Installed on bare-metal (VMs) with assisted installer $ oc get clusteroperator -oyaml cloud-credential ... status: conditions: ... - lastTransitionTime: "2020-10-07T18:28:25Z" message: Parent credential secret kube-system/aws-creds must be restored prior to upgrade reason: CredentialsRootSecretMissing status: "False" type: Upgradeable which blocks upgrades and results in an ClusterNotUpgradeable alert Version-Release number of selected component (if applicable): 4.6 How reproducible: Every time Steps to Reproduce: 1. Install a cluster with assisted installer on bare-metal 2. 3. Actual results: Cluster is not upgradeable Expected results: Cluster is upgradeable as cloud provider creds are not a thing on bare-metal Additional info: $ oc get infrastructures.config.openshift.io -oyaml cluster ... spec: cloudConfig: name: "" platformSpec: type: BareMetal status: ... platform: BareMetal platformStatus: baremetal: apiServerInternalIP: 10.42.11.10 ingressIP: 10.42.11.11 type: BareMetal $ oc get cloudcredentials.operator.openshift.io -oyaml cluster ... spec: credentialsMode: "" Seems like this was done in response to this https://bugzilla.redhat.com/show_bug.cgi?id=1879628 https://github.com/openshift/cloud-credential-operator/pull/248
If a workaround is needed, just create an empty dummy secret, we don't check the contents.
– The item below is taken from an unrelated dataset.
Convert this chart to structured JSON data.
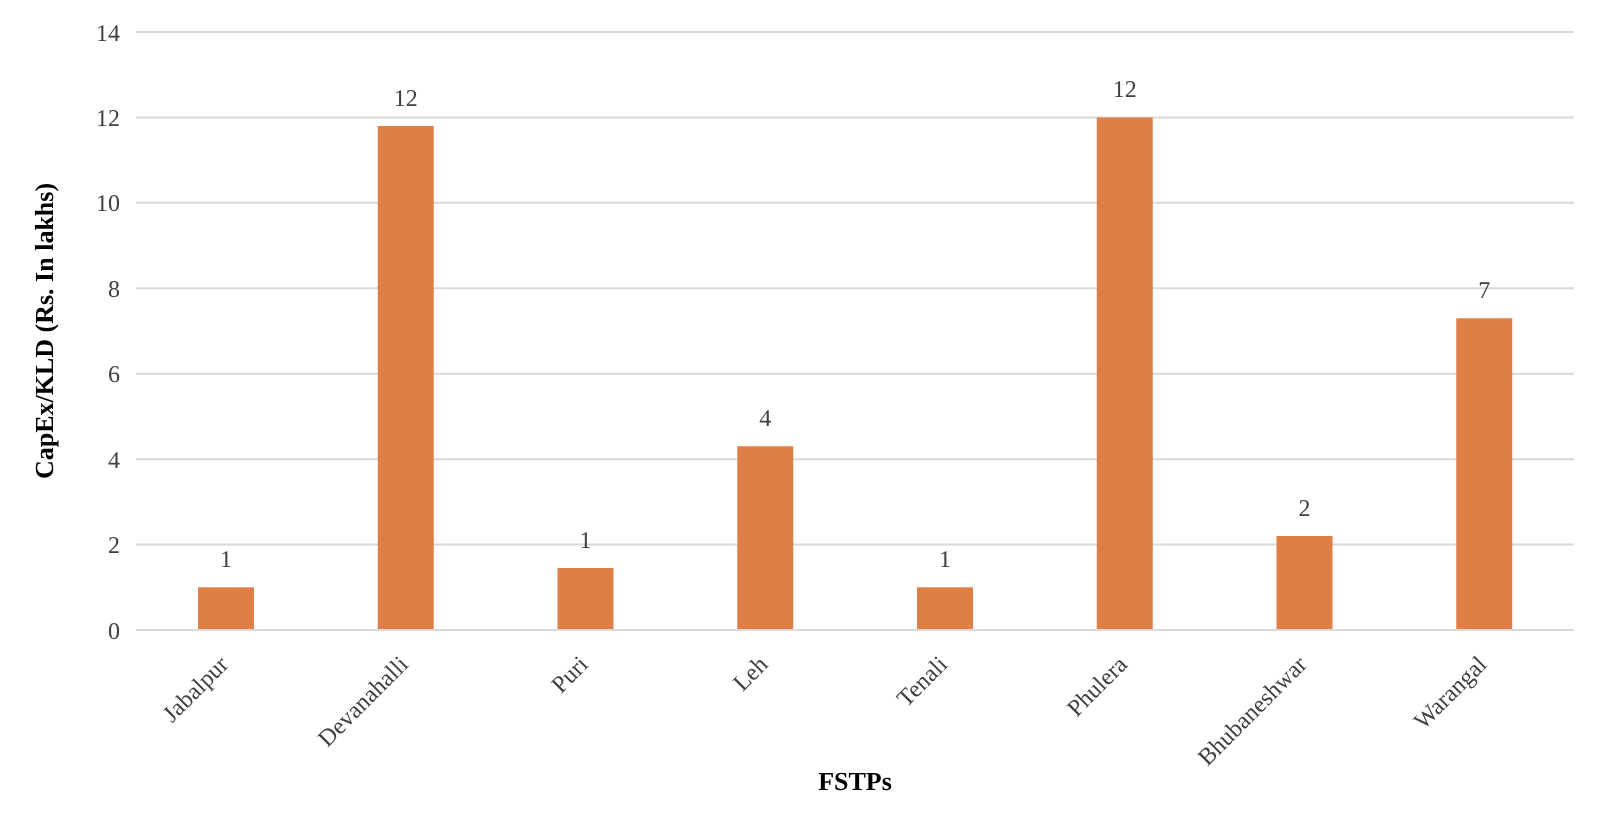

This will only block an upgrade to 4.7, and now 4.6.1. Will try to determine how AWS code is triggering despite a non-AWS infrastructure.
Discussed w/ Devan, that was a typo s/now/not/ and conclusion is that this is not a 4.6 GA blocker but will need to be resolved in a 4.6.z before 4.7 upgrades are expected to be supported. Moving to 4.7 and cloning for resolution in 4.6.z.
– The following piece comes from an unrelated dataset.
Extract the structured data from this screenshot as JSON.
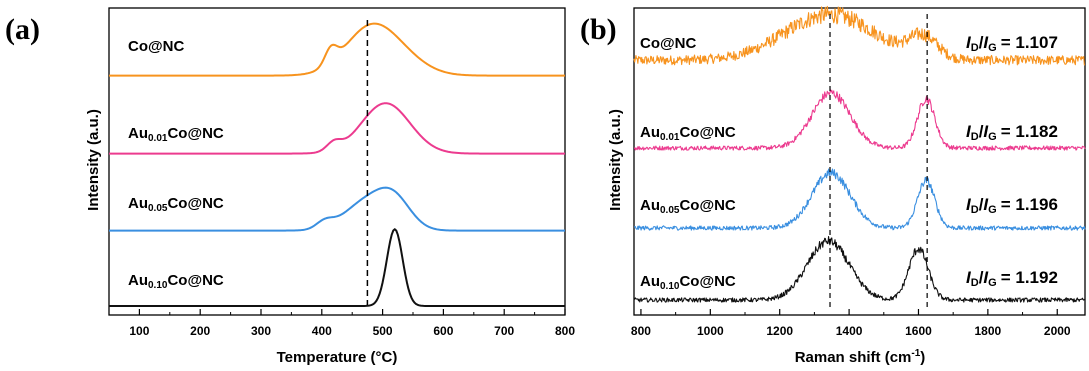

test payload: registry.svc.ci.openshift.org/ocp/release:4.7.0-0.nightly-2020-10-27-051128 I see the similar issue when provision with Manual mode on GCP. Provision on Azure is ok.(when testing bug https://bugzilla.redhat.com/show_bug.cgi?id=1884691) ### $ oc get co cloud-credential -o json | jq -r ".status.conditions" [ { "lastTransitionTime": "2020-11-06T02:54:08Z", "message": "Credential minting is disabled by cluster admin", "reason": "OperatorDisabledByAdmin", "status": "True", "type": "Available" }, { "lastTransitionTime": "2020-11-06T02:54:08Z", "status": "False", "type": "Degraded" }, { "lastTransitionTime": "2020-11-06T02:54:08Z", "status": "False", "type": "Progressing" }, { "lastTransitionTime": "2020-11-06T02:54:08Z", "message": "Parent credential secret must be restored prior to upgrade: kube-system/gcp-credentials", "reason": "MissingRootCredential", "status": "False", "type": "Upgradeable" } ] $ oc get cloudcredential cluster -o json | jq -r ".spec" { "credentialsMode": "Manual", "logLevel": "Normal" } $ oc get infrastructure cluster -o json | jq -r ".status" { "apiServerInternalURI": "https://api-int.lwan-jk-manual-gcp.qe.gcp.devcluster.openshift.com:6443", "apiServerURL": "https://api.lwan-jk-manual-gcp.qe.gcp.devcluster.openshift.com:6443", "etcdDiscoveryDomain": "lwan-jk-manual-gcp.qe.gcp.devcluster.openshift.com", "infrastructureName": "lwan-jk-manual-gcp-wkwnt", "platform": "GCP", "platformStatus": { "gcp": { "projectID": "openshift-qe", "region": "us-central1" }, "type": "GCP" } }
I've looked through the code and can't immediately see how this is possible, we fork the actuator implementation based on the infrastructure status platform (https://github.com/openshift/cloud-credential-operator/blob/master/pkg/operator/controller.go#L84), bare metal platform type should be falling through to the default case and adding a dummy actuator which contains no logic and does nothing, it explicitly codes to always set upgradable true. I can't yet see how a bare metal cluster would be instantiating the AWS actuator, but that appears to be what is happening in this case. It would help a lot to get onto a metal cluster to debug, I'd like to see the infrastructure CR in full (though we have most of that), but most importantly the cloud-credential-operator pod logs. Unfortunately we do not have access to such a cluster/hardware. I will try to track down someone who can get us onto one.
oc adm must-gather would be ideal.
I'm not seeing this issue in 4.6 any more for platform: BareMetal. 4.6.6 and higher to be specific. It could have been fixed before 4.6.6 as well. Wang Lin, is this still an issue for you? If not, feel free to close.
FWIW I think Lin's issue is probably a separate bug, in that case it looks like GCP is correctly running the GCP actuator, but logic may be incorrectly assuming it needs an admin cred.